Advice to Young Entrepreneurs There are so many things involved in the making of any successful woman you see. Don’t see the finished products alone, see what is involved. First, know what you want. But what you want isn’t what you get, so be patient. Be humble, slow down and be reasonable. There’s no short cut to riches.
To have a successful marriage, you must marry your friend. I met my husband early but I didn’t get married until I was 24. He has always been my friend and we understand each other very well. Just ensure you are married to your friend. My husband has had a previous marriage and things didn’t work well for him. So, he understood what he wanted in a woman. A successful marriage has to do with understanding between the two of you. Agreeing on certain terms, disagreeing on some and creating ways to make it work. That’s arriving at a compromise that would augur well for you and the kids.

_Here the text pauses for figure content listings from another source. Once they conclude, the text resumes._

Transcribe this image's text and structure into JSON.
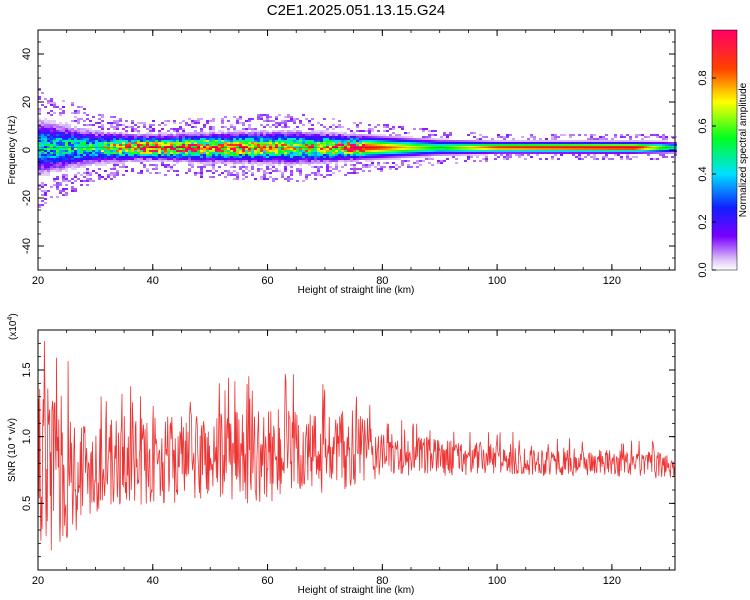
{
  "title": "C2E1.2025.051.13.15.G24",
  "chart_data": [
    {
      "type": "heatmap",
      "xlabel": "Height of straight line (km)",
      "ylabel": "Frequency (Hz)",
      "xlim": [
        20,
        131
      ],
      "ylim": [
        -50,
        50
      ],
      "xticks": [
        20,
        40,
        60,
        80,
        100,
        120
      ],
      "yticks": [
        -40,
        -20,
        0,
        20,
        40
      ],
      "colorbar": {
        "label": "Normalized spectral amplitude",
        "range": [
          0.0,
          1.0
        ],
        "ticks": [
          0.0,
          0.2,
          0.4,
          0.6,
          0.8
        ],
        "tick_labels": [
          "0.0",
          "0.2",
          "0.4",
          "0.6",
          "0.8"
        ]
      },
      "band": {
        "center_frequency_hz": 1,
        "description_points": [
          {
            "x": 20,
            "half_width_hz": 14,
            "peak": 0.45
          },
          {
            "x": 30,
            "half_width_hz": 8,
            "peak": 0.55
          },
          {
            "x": 38,
            "half_width_hz": 6,
            "peak": 0.95
          },
          {
            "x": 50,
            "half_width_hz": 7,
            "peak": 0.9
          },
          {
            "x": 65,
            "half_width_hz": 8,
            "peak": 0.7
          },
          {
            "x": 76,
            "half_width_hz": 6,
            "peak": 0.95
          },
          {
            "x": 90,
            "half_width_hz": 4,
            "peak": 0.55
          },
          {
            "x": 100,
            "half_width_hz": 3,
            "peak": 0.85
          },
          {
            "x": 124,
            "half_width_hz": 3,
            "peak": 0.95
          },
          {
            "x": 131,
            "half_width_hz": 3,
            "peak": 0.45
          }
        ]
      }
    },
    {
      "type": "line",
      "xlabel": "Height of straight line (km)",
      "ylabel": "SNR (10 * v/v)",
      "y_multiplier_label": "(x10",
      "y_multiplier_exp": "4",
      "y_multiplier_close": ")",
      "xlim": [
        20,
        131
      ],
      "ylim": [
        0,
        1.8
      ],
      "xticks": [
        20,
        40,
        60,
        80,
        100,
        120
      ],
      "yticks": [
        0.5,
        1.0,
        1.5
      ],
      "ytick_labels": [
        "0.5",
        "1.0",
        "1.5"
      ],
      "color": "#ee3333",
      "envelope": [
        {
          "x": 20,
          "mean": 0.75,
          "spread": 0.75
        },
        {
          "x": 25,
          "mean": 0.72,
          "spread": 0.5
        },
        {
          "x": 30,
          "mean": 0.78,
          "spread": 0.35
        },
        {
          "x": 40,
          "mean": 0.82,
          "spread": 0.32
        },
        {
          "x": 50,
          "mean": 0.85,
          "spread": 0.35
        },
        {
          "x": 60,
          "mean": 0.85,
          "spread": 0.35
        },
        {
          "x": 70,
          "mean": 0.88,
          "spread": 0.32
        },
        {
          "x": 76,
          "mean": 0.9,
          "spread": 0.3
        },
        {
          "x": 80,
          "mean": 0.86,
          "spread": 0.16
        },
        {
          "x": 100,
          "mean": 0.83,
          "spread": 0.12
        },
        {
          "x": 120,
          "mean": 0.8,
          "spread": 0.1
        },
        {
          "x": 131,
          "mean": 0.78,
          "spread": 0.1
        }
      ]
    }
  ]
}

Life As a Mum/Entrepreneur Raising kids now is challenging—social media, peer pressure etc you have to be there for them and monitor them. I’ve always been a hands-on mum. While they were young, I monitored them—homework, lesson etc. It’s a continuous process and even now that they are having their Masters degrees, we still communicate like friends.

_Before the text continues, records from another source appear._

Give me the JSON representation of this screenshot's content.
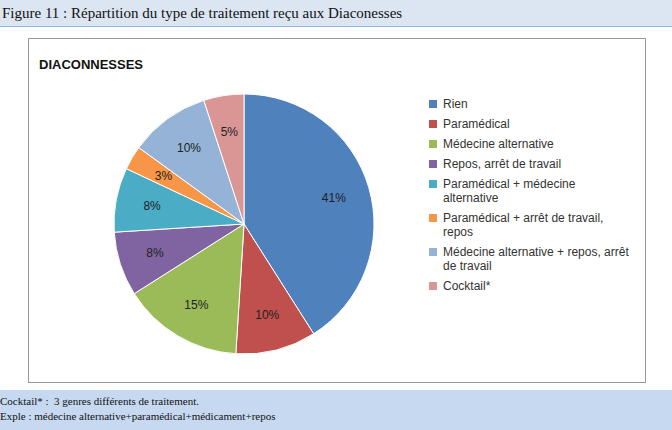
{
  "chart_data": {
    "type": "pie",
    "title": "Figure 11 : Répartition du type de traitement reçu aux Diaconesses",
    "subtitle": "DIACONNESSES",
    "categories": [
      "Rien",
      "Paramédical",
      "Médecine alternative",
      "Repos, arrêt de travail",
      "Paramédical + médecine alternative",
      "Paramédical + arrêt de travail, repos",
      "Médecine alternative + repos, arrêt de travail",
      "Cocktail*"
    ],
    "values": [
      41,
      10,
      15,
      8,
      8,
      3,
      10,
      5
    ],
    "value_labels": [
      "41%",
      "10%",
      "15%",
      "8%",
      "8%",
      "3%",
      "10%",
      "5%"
    ],
    "colors": [
      "#4F81BD",
      "#C0504D",
      "#9BBB59",
      "#8064A2",
      "#4BACC6",
      "#F79646",
      "#95B3D7",
      "#D99694"
    ],
    "data_labels": true,
    "legend": "right",
    "annotations": [
      "Cocktail* :  3 genres différents de traitement.",
      "Exple : médecine alternative+paramédical+médicament+repos"
    ]
  }
}
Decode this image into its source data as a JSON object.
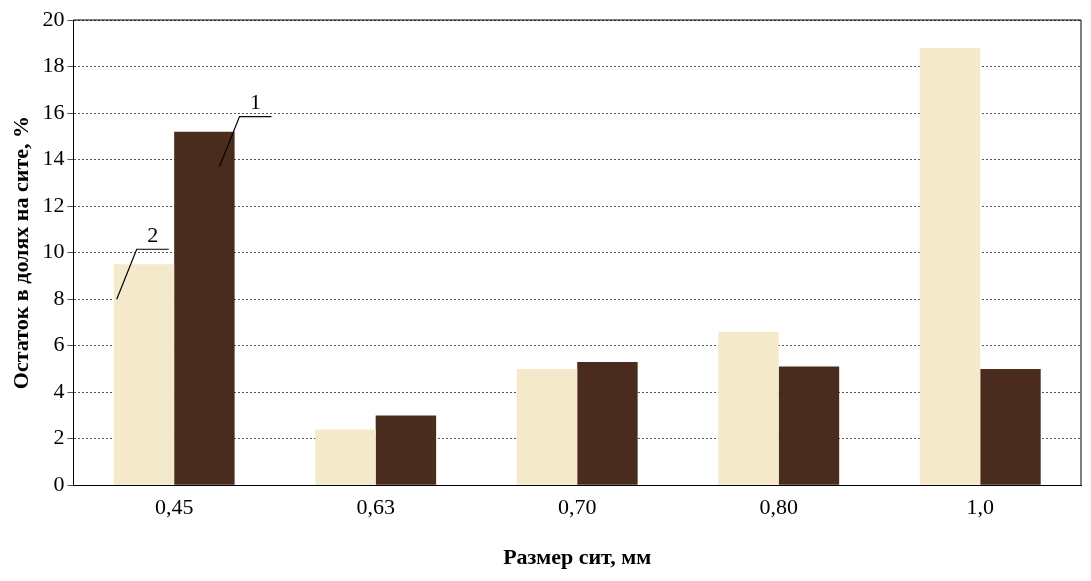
{
  "chart_data": {
    "type": "bar",
    "xlabel": "Размер сит, мм",
    "ylabel": "Остаток в долях на сите, %",
    "categories": [
      "0,45",
      "0,63",
      "0,70",
      "0,80",
      "1,0"
    ],
    "series": [
      {
        "name": "2",
        "color": "#f5e9cc",
        "values": [
          9.5,
          2.4,
          5.0,
          6.6,
          18.8
        ]
      },
      {
        "name": "1",
        "color": "#4a2c1e",
        "values": [
          15.2,
          3.0,
          5.3,
          5.1,
          5.0
        ]
      }
    ],
    "ylim": [
      0,
      20
    ],
    "yticks": [
      0,
      2,
      4,
      6,
      8,
      10,
      12,
      14,
      16,
      18,
      20
    ],
    "grid": "y",
    "legend": false
  }
}
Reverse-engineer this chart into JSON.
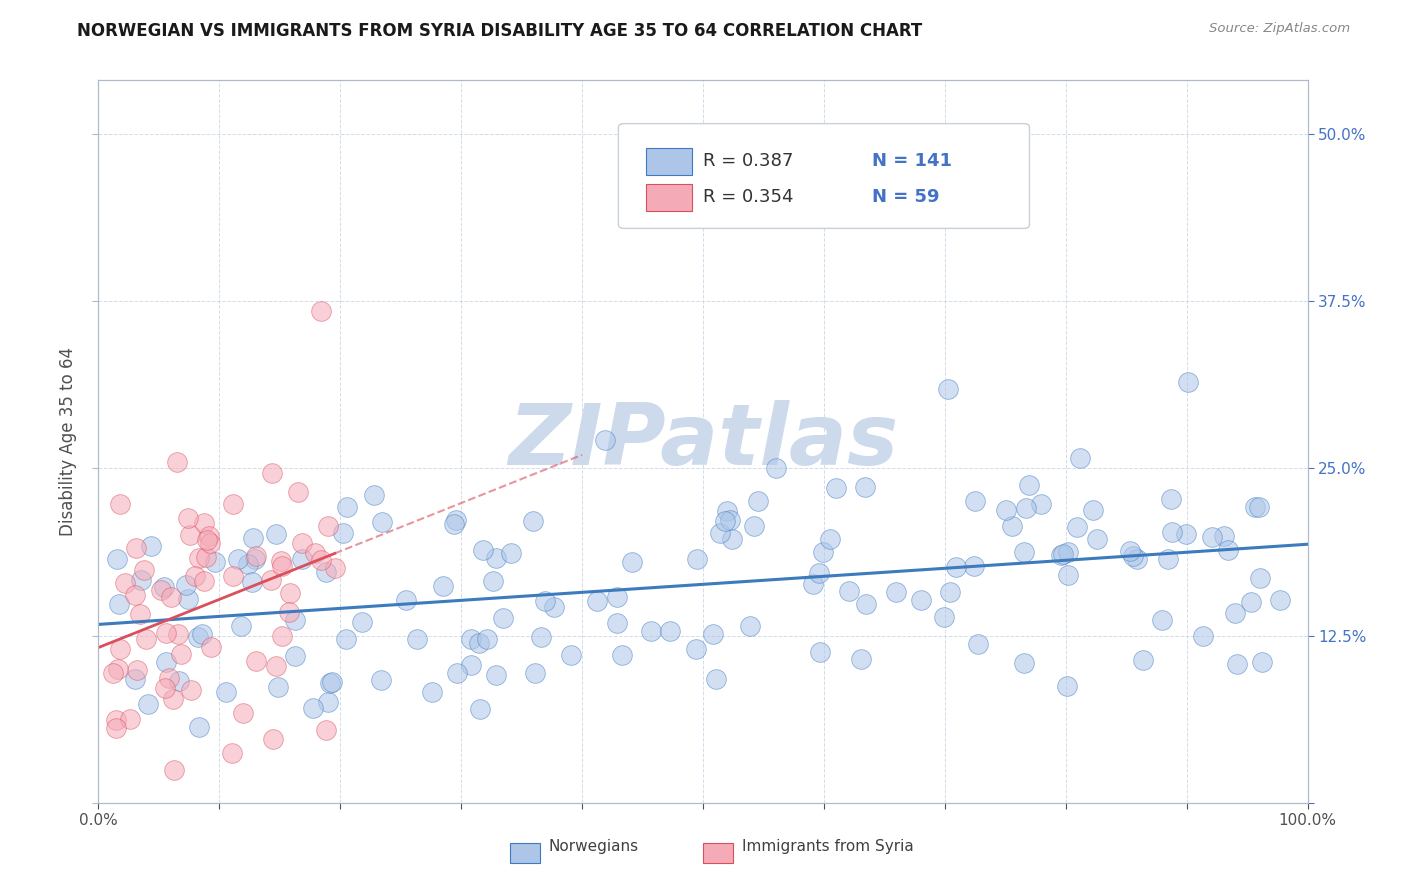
{
  "title": "NORWEGIAN VS IMMIGRANTS FROM SYRIA DISABILITY AGE 35 TO 64 CORRELATION CHART",
  "source": "Source: ZipAtlas.com",
  "ylabel": "Disability Age 35 to 64",
  "xlim": [
    0.0,
    1.0
  ],
  "ylim": [
    0.0,
    0.54
  ],
  "yticks": [
    0.0,
    0.125,
    0.25,
    0.375,
    0.5
  ],
  "ytick_labels_right": [
    "",
    "12.5%",
    "25.0%",
    "37.5%",
    "50.0%"
  ],
  "xticks": [
    0.0,
    0.1,
    0.2,
    0.3,
    0.4,
    0.5,
    0.6,
    0.7,
    0.8,
    0.9,
    1.0
  ],
  "xtick_labels": [
    "0.0%",
    "",
    "",
    "",
    "",
    "",
    "",
    "",
    "",
    "",
    "100.0%"
  ],
  "norwegian_color": "#adc6e8",
  "syria_color": "#f5aab8",
  "trend_norwegian_color": "#3d7bbf",
  "trend_syria_color": "#d94f5c",
  "watermark_color": "#ccdaec",
  "legend_box_norwegian": "#adc6e8",
  "legend_box_syria": "#f5aab8",
  "r_norwegian": 0.387,
  "n_norwegian": 141,
  "r_syria": 0.354,
  "n_syria": 59,
  "norway_seed": 42,
  "syria_seed": 77,
  "title_fontsize": 12,
  "tick_label_color": "#4472c4",
  "axis_color": "#b0b8cc"
}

Social Life Attending owambes and celebrating with friends, clients and family members is something that I’ve been doing and I know where to draw the line. I know when to strike a balance. I know when to leave a party and head for home. It’s all about knowing your priorities. My first priority is my home-front. Everything isn’t money—my kids matter to me. My husband also matters and I need to strike a balance to be a good mum, a good wife, a successful businesswoman who still has time to socialise. I am a very private person and people don’t know much about me but I live each day as it comes
Beauty Routine I take water; I walk two hours every morning. I exfoliate my skin and I eat in moderation but I eat everything. I can wear anything as long as it’s comfortable. And it sits well on me. I used to tie my gele in a particular style those days, but these days, make-up artist has mellowed the size of my gele. I still know how to tie my gele anyways.
Jummhy Exclusive Fabrics Our walk-in store is located in Esteek Plaza, Lekki Phase 1, Lagos. Really, I want to build a brand name for my business, Jummhy Exclusive Laces & Fabrics. It has to do with quality; I want people seeing less of my face but more of what I do.